Dans les Hauts-de-France, le Rassemblement national est dans son jardin. C’est ici qu’il a réalisé ses meilleurs scores aux Européennes de mai 2019 (33,6%), comme aux élections régionales de 2015 (45,9 % face à Xavier Bertrand). Et Marine Le Pen a bien failli y devancer Emmanuel Macron lors de l’élection présidentielle de 2017 (47,1% au second tour), avant de se faire élire députée de la 11e circonscription du Pas-de-Calais un mois plus tard avec plus de 58% des voix.
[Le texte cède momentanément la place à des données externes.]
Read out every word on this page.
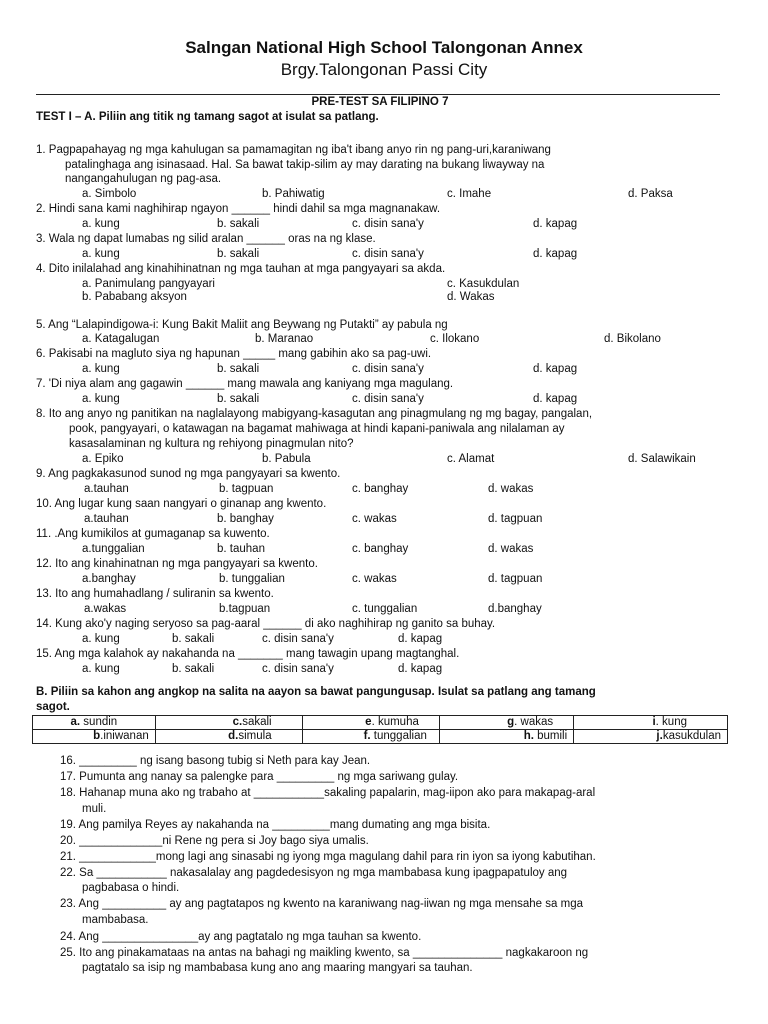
Salngan National High School Talongonan Annex
Brgy.Talongonan Passi City
PRE-TEST SA FILIPINO 7
TEST I – A. Piliin ang titik ng tamang sagot at isulat sa patlang.
1. Pagpapahayag ng mga kahulugan sa pamamagitan ng iba't ibang anyo rin ng pang-uri,karaniwang
patalinghaga ang isinasaad. Hal. Sa bawat takip-silim ay may darating na bukang liwayway na
nangangahulugan ng pag-asa.
a. Simbolo	b. Pahiwatig	c. Imahe	d. Paksa
2. Hindi sana kami naghihirap ngayon ______ hindi dahil sa mga magnanakaw.
a. kung	b. sakali	c. disin sana'y	d. kapag
3. Wala ng dapat lumabas ng silid aralan ______ oras na ng klase.
a. kung	b. sakali	c. disin sana'y	d. kapag
4. Dito inilalahad ang kinahihinatnan ng mga tauhan at mga pangyayari sa akda.
a. Panimulang pangyayari	c. Kasukdulan
b. Pababang aksyon	d. Wakas
5. Ang “Lalapindigowa-i: Kung Bakit Maliit ang Beywang ng Putakti” ay pabula ng
a. Katagalugan	b. Maranao	c. Ilokano	d. Bikolano
6. Pakisabi na magluto siya ng hapunan _____ mang gabihin ako sa pag-uwi.
a. kung	b. sakali	c. disin sana'y	d. kapag
7. 'Di niya alam ang gagawin ______ mang mawala ang kaniyang mga magulang.
a. kung	b. sakali	c. disin sana'y	d. kapag
8. Ito ang anyo ng panitikan na naglalayong mabigyang-kasagutan ang pinagmulang ng mg bagay, pangalan,
pook, pangyayari, o katawagan na bagamat mahiwaga at hindi kapani-paniwala ang nilalaman ay
kasasalaminan ng kultura ng rehiyong pinagmulan nito?
a. Epiko	b. Pabula	c. Alamat	d. Salawikain
9. Ang pagkakasunod sunod ng mga pangyayari sa kwento.
a.tauhan	b. tagpuan	c. banghay	d. wakas
10. Ang lugar kung saan nangyari o ginanap ang kwento.
a.tauhan	b. banghay	c. wakas	d. tagpuan
11. .Ang kumikilos at gumaganap sa kuwento.
a.tunggalian	b. tauhan	c. banghay	d. wakas
12. Ito ang kinahinatnan ng mga pangyayari sa kwento.
a.banghay	b. tunggalian	c. wakas	d. tagpuan
13. Ito ang humahadlang / suliranin sa kwento.
a.wakas	b.tagpuan	c. tunggalian	d.banghay
14. Kung ako'y naging seryoso sa pag-aaral ______ di ako naghihirap ng ganito sa buhay.
a. kung	b. sakali	c. disin sana'y	d. kapag
15. Ang mga kalahok ay nakahanda na _______ mang tawagin upang magtanghal.
a. kung	b. sakali	c. disin sana'y	d. kapag
B. Piliin sa kahon ang angkop na salita na aayon sa bawat pangungusap. Isulat sa patlang ang tamang
sagot.
a. sundin	c.sakali	e. kumuha	g. wakas	i. kung
b.iniwanan	d.simula	f. tunggalian	h. bumili	j.kasukdulan
16. _________ ng isang basong tubig si Neth para kay Jean.
17. Pumunta ang nanay sa palengke para _________ ng mga sariwang gulay.
18. Hahanap muna ako ng trabaho at ___________sakaling papalarin, mag-iipon ako para makapag-aral
muli.
19. Ang pamilya Reyes ay nakahanda na _________mang dumating ang mga bisita.
20. _____________ni Rene ng pera si Joy bago siya umalis.
21. ____________mong lagi ang sinasabi ng iyong mga magulang dahil para rin iyon sa iyong kabutihan.
22. Sa ___________ nakasalalay ang pagdedesisyon ng mga mambabasa kung ipagpapatuloy ang
pagbabasa o hindi.
23. Ang __________ ay ang pagtatapos ng kwento na karaniwang nag-iiwan ng mga mensahe sa mga
mambabasa.
24. Ang _______________ay ang pagtatalo ng mga tauhan sa kwento.
25. Ito ang pinakamataas na antas na bahagi ng maikling kwento, sa ______________ nagkakaroon ng
pagtatalo sa isip ng mambabasa kung ano ang maaring mangyari sa tauhan.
Aux élections municipales, c’est autre chose. En 2014, Steeve Briois l’avait bien emporté d’un cheveu, dès le premier tour, à Hénin-Beaumont. Mais seul Franck Briffaut s’était imposé au second tour, à Villers-Cotterêts (Aisne). Malgré des résultats encourageants à Bruay-la-Buissière, Carvin, Grenay, Méricourt, Oignies ou Sallaumines, les candidats frontistes n’étaient pas parvenus à inquiéter vraiment les sortants socialistes ou communistes. Pour 2020, l’enjeu était donc de taille. Pour le FN - devenu RN -, il s’agissait de montrer qu’il pouvait réussir son ancrage territorial et emporter de nouvelles villes.
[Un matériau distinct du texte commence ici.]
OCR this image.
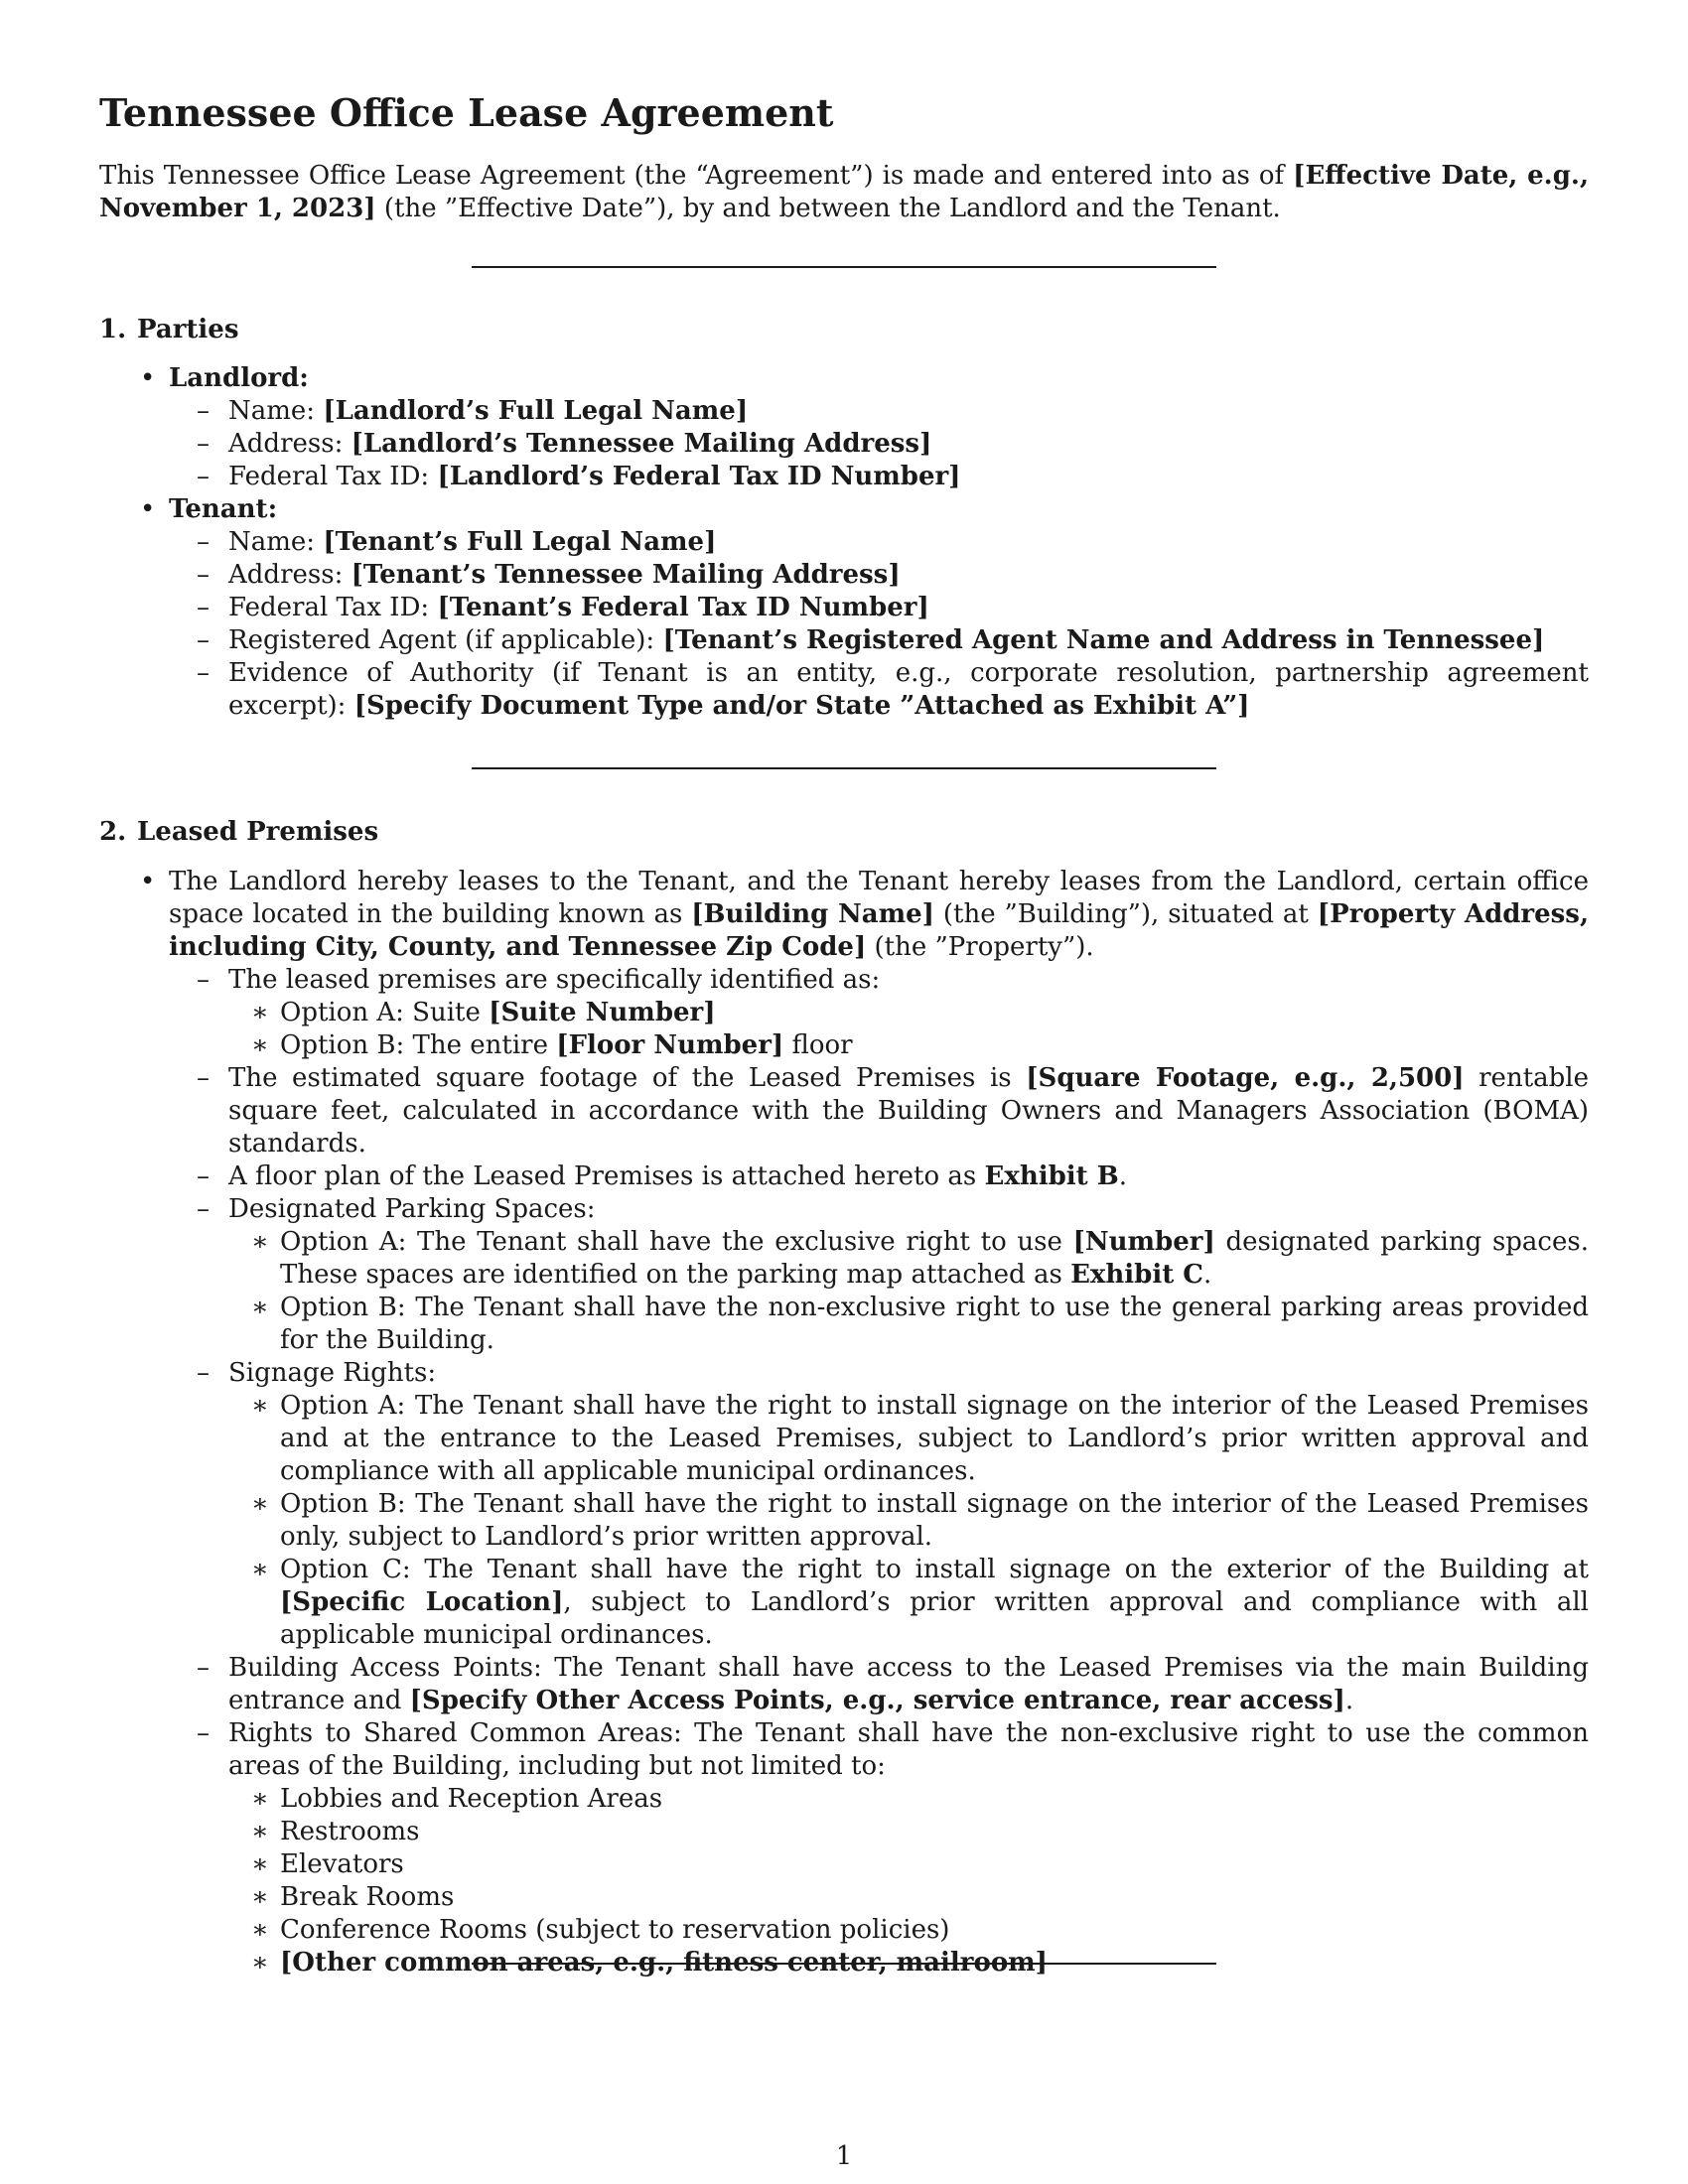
Tennessee Office Lease Agreement
This Tennessee Office Lease Agreement (the “Agreement”) is made and entered into as of [Effective Date, e.g., November 1, 2023] (the ”Effective Date”), by and between the Landlord and the Tenant.
1. Parties
• Landlord:
– Name: [Landlord’s Full Legal Name]
– Address: [Landlord’s Tennessee Mailing Address]
– Federal Tax ID: [Landlord’s Federal Tax ID Number]
• Tenant:
– Name: [Tenant’s Full Legal Name]
– Address: [Tenant’s Tennessee Mailing Address]
– Federal Tax ID: [Tenant’s Federal Tax ID Number]
– Registered Agent (if applicable): [Tenant’s Registered Agent Name and Address in Tennessee]
– Evidence of Authority (if Tenant is an entity, e.g., corporate resolution, partnership agreement excerpt): [Specify Document Type and/or State ”Attached as Exhibit A”]
2. Leased Premises
• The Landlord hereby leases to the Tenant, and the Tenant hereby leases from the Landlord, certain office space located in the building known as [Building Name] (the ”Building”), situated at [Property Address, including City, County, and Tennessee Zip Code] (the ”Property”).
– The leased premises are specifically identified as:
∗ Option A: Suite [Suite Number]
∗ Option B: The entire [Floor Number] floor
– The estimated square footage of the Leased Premises is [Square Footage, e.g., 2,500] rentable square feet, calculated in accordance with the Building Owners and Managers Association (BOMA) standards.
– A floor plan of the Leased Premises is attached hereto as Exhibit B.
– Designated Parking Spaces:
∗ Option A: The Tenant shall have the exclusive right to use [Number] designated parking spaces. These spaces are identified on the parking map attached as Exhibit C.
∗ Option B: The Tenant shall have the non-exclusive right to use the general parking areas provided for the Building.
– Signage Rights:
∗ Option A: The Tenant shall have the right to install signage on the interior of the Leased Premises and at the entrance to the Leased Premises, subject to Landlord’s prior written approval and compliance with all applicable municipal ordinances.
∗ Option B: The Tenant shall have the right to install signage on the interior of the Leased Premises only, subject to Landlord’s prior written approval.
∗ Option C: The Tenant shall have the right to install signage on the exterior of the Building at [Specific Location], subject to Landlord’s prior written approval and compliance with all applicable municipal ordinances.
– Building Access Points: The Tenant shall have access to the Leased Premises via the main Building entrance and [Specify Other Access Points, e.g., service entrance, rear access].
– Rights to Shared Common Areas: The Tenant shall have the non-exclusive right to use the common areas of the Building, including but not limited to:
∗ Lobbies and Reception Areas
∗ Restrooms
∗ Elevators
∗ Break Rooms
∗ Conference Rooms (subject to reservation policies)
∗ [Other common areas, e.g., fitness center, mailroom]
1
Des scores divisés par deux depuis 2014
A l’occasion de ces municipales 2020, le parti présentait des listes dans 72 villes de plus de 9 000 habitants des Hauts-de-France (67 en 2014), dont 29 dans le Pas-de-Calais - où il a porté l’essentiel de ses efforts -, 25 dans le Nord, 9 dans l’Aisne, 6 dans l’Oise et 3 dans la Somme. Si l’on excepte la réélection plébiscitaire de . . .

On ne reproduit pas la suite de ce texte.